Broken things can be made useful!
Many of us, most likely all of us, have been in a marriage that was unhealthy, dysfunctional, and sometimes abusive. As time went on, we may have fallen victim to what our partner would say and do to us. We come to believe that we are weak, that we are the cause, that we are worthless, that we are failures, and that we are monsters.
This is often referred to as verbal and psychological abuse, but I tend to try and steer clear of labels because they are broad and I think that we all at one time or another can be “labeled.” I think that two people get in a cycle and treat each other inappropriately. For one reason or another, there is a communication break down, and healthy communication is not practiced by either party until eventually one person breaks down and starts to believe the other. We start letting our spouse define who we are. We lose our identity, our self-esteem, and our ability to stand up for ourselves.
Over time our spouse may leave because they found someone else or we wake up and try to stand up for ourselves only to find the situation worse. To cope, one person, leaves the relationship.
After my divorce, I went to counseling for a long time because I believed that I was a monster. I had heard it so much that I believed it and I could not handle viewing myself in a way that was contrary to my innermost being. I let my ex’s perception of me define who I was. I was in turmoil because I felt that I was a loving person, that I had a good heart. I did not want to accept that I was a monster because then it was all my fault the marriage failed, and nobody would ever want to be with me.

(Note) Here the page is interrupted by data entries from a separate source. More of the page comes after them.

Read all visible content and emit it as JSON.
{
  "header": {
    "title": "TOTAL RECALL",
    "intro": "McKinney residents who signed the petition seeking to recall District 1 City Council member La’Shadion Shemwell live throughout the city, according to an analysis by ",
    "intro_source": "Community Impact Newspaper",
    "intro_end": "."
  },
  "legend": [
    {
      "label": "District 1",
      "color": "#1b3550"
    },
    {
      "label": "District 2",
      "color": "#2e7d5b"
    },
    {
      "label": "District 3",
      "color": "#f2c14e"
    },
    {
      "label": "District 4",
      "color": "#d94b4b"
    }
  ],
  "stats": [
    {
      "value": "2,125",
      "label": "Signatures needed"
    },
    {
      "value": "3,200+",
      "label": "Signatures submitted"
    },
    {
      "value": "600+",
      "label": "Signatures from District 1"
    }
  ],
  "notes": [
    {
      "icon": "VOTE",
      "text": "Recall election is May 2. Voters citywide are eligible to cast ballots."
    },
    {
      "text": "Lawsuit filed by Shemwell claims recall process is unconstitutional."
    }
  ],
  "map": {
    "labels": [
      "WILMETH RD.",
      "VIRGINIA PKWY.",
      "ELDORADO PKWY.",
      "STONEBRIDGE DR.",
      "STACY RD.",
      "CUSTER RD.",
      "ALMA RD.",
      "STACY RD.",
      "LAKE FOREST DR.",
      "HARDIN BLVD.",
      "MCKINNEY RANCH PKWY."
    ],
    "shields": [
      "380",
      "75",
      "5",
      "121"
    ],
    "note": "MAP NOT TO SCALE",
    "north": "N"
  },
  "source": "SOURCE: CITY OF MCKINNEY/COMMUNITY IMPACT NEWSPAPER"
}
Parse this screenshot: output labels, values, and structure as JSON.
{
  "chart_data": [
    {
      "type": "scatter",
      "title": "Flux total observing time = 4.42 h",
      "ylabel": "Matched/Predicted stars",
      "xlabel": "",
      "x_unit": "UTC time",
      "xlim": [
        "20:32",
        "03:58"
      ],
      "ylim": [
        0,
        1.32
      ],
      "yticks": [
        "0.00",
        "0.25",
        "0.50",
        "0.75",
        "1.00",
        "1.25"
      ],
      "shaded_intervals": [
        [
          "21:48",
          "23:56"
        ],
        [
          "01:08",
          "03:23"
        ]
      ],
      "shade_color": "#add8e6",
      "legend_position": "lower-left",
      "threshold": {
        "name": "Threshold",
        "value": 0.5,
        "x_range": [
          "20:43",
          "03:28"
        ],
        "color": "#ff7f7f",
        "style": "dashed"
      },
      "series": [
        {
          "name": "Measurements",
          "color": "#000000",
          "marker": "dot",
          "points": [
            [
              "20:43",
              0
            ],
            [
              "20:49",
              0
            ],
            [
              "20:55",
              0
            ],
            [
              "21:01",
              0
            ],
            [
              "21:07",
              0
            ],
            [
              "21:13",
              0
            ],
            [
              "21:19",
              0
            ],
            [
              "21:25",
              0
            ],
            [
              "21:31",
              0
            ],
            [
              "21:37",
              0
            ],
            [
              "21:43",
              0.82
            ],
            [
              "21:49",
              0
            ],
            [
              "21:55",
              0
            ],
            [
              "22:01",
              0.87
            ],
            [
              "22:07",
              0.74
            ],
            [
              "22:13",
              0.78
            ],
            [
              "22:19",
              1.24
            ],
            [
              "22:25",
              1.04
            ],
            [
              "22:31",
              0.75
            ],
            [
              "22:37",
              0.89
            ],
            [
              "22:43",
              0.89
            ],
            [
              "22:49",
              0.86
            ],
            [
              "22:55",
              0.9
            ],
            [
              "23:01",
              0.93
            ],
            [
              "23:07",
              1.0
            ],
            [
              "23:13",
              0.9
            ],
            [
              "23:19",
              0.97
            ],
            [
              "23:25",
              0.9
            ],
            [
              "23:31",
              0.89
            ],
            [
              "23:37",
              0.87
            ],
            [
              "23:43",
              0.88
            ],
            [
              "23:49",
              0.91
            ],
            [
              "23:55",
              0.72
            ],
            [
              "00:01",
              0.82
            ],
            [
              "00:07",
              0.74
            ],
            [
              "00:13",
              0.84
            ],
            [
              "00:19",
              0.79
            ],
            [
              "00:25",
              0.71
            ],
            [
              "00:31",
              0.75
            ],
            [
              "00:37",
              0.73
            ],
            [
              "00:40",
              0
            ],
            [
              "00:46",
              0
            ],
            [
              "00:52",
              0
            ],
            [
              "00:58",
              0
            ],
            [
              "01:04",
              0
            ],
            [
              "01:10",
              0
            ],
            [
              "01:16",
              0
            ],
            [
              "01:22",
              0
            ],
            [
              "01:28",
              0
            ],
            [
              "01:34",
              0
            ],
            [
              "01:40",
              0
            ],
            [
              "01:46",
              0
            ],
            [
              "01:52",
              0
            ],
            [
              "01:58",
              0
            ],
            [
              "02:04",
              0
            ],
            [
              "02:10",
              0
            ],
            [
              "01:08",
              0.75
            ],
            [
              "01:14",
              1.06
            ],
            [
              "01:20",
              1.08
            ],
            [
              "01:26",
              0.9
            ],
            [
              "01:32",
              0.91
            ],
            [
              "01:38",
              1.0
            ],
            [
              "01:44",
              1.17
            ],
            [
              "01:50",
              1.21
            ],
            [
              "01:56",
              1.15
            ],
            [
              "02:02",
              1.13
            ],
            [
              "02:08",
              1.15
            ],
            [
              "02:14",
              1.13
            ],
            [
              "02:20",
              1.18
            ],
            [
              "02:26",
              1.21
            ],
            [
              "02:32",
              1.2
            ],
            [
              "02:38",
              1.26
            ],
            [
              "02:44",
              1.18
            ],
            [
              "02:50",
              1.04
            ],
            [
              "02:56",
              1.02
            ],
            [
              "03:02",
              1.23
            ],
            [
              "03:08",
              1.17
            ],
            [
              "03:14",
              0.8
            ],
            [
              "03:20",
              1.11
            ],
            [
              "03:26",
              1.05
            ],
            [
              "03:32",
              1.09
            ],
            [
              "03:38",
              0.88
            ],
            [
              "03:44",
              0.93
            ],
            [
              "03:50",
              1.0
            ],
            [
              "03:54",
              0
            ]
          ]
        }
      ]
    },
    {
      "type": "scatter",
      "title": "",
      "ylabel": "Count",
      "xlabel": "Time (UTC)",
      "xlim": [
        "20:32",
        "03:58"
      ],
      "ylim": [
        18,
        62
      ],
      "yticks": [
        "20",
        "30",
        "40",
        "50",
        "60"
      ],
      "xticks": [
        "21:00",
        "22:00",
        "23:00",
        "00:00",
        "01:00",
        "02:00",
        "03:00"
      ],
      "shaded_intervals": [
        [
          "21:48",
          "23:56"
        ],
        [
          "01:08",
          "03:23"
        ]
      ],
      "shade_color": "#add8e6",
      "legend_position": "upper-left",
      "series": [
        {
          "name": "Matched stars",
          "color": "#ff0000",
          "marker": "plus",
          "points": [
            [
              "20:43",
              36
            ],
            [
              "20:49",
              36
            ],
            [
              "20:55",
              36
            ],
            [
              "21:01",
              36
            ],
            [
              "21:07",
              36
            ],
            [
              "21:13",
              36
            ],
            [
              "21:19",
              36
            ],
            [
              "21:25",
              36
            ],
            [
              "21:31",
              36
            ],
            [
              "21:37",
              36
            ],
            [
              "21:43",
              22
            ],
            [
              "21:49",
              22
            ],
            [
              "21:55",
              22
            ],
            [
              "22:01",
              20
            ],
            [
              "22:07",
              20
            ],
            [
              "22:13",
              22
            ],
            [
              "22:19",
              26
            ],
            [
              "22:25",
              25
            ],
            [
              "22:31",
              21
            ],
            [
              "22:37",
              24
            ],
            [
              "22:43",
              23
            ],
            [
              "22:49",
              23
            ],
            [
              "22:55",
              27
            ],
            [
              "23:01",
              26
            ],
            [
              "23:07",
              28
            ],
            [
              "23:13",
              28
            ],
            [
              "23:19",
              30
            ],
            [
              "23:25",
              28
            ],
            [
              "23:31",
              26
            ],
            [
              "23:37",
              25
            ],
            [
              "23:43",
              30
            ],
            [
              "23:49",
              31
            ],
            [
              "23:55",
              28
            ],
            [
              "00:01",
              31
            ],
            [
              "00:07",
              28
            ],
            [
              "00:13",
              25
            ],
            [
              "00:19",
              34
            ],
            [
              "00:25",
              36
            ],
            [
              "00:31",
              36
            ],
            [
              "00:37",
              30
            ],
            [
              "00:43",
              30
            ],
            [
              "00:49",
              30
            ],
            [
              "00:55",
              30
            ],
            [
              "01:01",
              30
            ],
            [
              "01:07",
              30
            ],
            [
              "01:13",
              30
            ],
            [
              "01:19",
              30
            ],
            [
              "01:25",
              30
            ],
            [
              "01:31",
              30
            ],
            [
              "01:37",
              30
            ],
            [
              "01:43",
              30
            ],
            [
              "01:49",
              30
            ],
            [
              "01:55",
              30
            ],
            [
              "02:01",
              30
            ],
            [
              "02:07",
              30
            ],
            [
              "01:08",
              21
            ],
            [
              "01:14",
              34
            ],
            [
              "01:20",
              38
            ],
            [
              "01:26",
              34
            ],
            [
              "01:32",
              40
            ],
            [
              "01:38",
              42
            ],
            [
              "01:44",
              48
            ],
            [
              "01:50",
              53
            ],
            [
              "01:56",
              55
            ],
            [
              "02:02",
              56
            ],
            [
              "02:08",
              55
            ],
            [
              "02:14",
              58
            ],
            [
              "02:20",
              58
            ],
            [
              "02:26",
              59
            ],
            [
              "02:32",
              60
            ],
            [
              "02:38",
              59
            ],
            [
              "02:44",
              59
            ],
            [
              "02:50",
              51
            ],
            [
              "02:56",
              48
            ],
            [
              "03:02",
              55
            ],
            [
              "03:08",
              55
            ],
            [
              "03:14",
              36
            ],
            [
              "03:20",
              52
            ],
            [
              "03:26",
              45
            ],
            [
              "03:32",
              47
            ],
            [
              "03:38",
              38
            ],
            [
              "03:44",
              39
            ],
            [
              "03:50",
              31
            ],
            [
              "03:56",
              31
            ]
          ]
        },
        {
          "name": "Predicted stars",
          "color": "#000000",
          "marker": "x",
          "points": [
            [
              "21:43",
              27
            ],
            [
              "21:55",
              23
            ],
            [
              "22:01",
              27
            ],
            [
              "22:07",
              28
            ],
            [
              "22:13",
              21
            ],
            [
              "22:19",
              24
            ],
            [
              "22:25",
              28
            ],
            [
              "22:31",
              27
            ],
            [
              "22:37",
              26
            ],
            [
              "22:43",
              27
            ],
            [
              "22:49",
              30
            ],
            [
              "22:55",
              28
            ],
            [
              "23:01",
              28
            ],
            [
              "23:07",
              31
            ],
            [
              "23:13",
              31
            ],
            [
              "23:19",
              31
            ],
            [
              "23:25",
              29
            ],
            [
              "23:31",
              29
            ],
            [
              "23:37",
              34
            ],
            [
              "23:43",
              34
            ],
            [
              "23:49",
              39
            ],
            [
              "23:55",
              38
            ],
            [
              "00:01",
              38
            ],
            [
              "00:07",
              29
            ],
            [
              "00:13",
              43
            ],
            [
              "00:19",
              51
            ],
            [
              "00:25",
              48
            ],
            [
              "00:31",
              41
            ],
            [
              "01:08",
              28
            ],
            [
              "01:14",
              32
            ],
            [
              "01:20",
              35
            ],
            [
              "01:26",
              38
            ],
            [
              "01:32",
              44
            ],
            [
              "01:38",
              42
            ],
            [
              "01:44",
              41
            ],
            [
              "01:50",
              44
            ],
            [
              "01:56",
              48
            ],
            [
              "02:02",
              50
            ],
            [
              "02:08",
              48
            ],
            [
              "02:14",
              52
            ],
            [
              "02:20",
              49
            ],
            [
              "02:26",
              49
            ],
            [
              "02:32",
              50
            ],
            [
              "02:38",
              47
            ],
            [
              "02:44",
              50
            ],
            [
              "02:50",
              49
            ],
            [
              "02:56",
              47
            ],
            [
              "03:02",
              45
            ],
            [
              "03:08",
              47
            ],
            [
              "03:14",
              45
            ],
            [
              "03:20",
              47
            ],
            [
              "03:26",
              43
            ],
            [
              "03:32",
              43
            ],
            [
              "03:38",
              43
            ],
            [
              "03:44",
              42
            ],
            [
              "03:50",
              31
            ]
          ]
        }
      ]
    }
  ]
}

As time passed, I came to realize, with the help of the counselor, that some people project their poor behavior onto others. Some people are victims and blame everyone else for their problems, and even though I had made many mistakes, I was not the monster I was made out to be. I was an imperfect human being that had much to learn about relationships.
It isn’t others who define us; it is God and what we allow Him to do in our lives. God says we are sinners, yet we are His children. We are called to love our neighbor as ourselves and to worship Him. We are called to be more Christ-like. We are a process, a diamond in the rough, whom someday will be great.
Each day we have the opportunity to learn from our mistakes. We can change our lives and build our character… There is a saying out there that people don’t change. I just can’t accept that, because many of the people I care about, including me, would be bitter, hateful, liars. God defines us by giving us a new heart and mind for Him and others. Granted this takes work and time to grow, but we must tend the garden. We must pursue the kingdom and the desires of God. Our past may haunt us at times, people may try to hold us down but these things DON’T define us.
Break the chains of being a victim and enter a new life of peace, confidence, and love through our God. We are heirs; we are children of the Almighty! We do not walk through life with our heads held low in shame and fear because of our mistakes or what others say about us. Take hold of who you truly are and live as such, with your head held high.